By 9:45 AM ET (1445 GMT). the Dow Jones Industrial Average was up 153 points, or 0.4% at 35,907 points. The S&P 500 was up 0.5% and the Nasdaq Composite was up 0.3%. 

Earlier, the Bureau of Labor Statistics had said the annual rate of inflation rose to its highest level in nearly 40 years in November, hitting 6.8%. While that was distorted to a degree by upheavals in prices a year ago due to the pandemic, the core rate — which strips out more volatile food and energy prices – also hit a 30-year high of 4.9%. The headline rate rose by 0.8% on the month and the core rate by 0.5%, both chunky increases that suggest that companies are still able to pass on higher costs to their customers more or less at will. 

“Airfares and hotel room rates came roaring back,” said Grant Thornton Chief Economist Diane Swonk via Twitter (NYSE:TWTR). “This reflects the surge in holiday travel.” She also pointed to the relative lack of Black Friday discounts this year which hit home in annual price comparisons with last year’s holiday season. Apparel retailers in particular had warned in their third-quarter numbers that they were suffering shortages of product due to long factory closures in Asia in the summer because of Covid-19.

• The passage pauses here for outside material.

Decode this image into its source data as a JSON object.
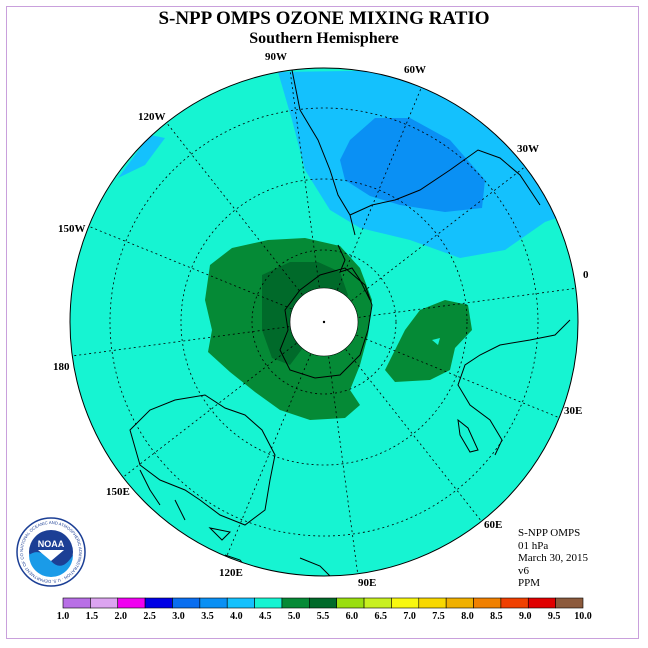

Ian Shepherdson, chief economist with Pantheon Macroeconomics, said in a note to clients that while headline inflation may have peaked (wholesale gasoline prices are down some 15% from their October peaks) but warned that core inflation has further to rise and may yet hit 7% by February. He pointed to a succession of solid increases in rents that are pushing the shelter part of the price index higher.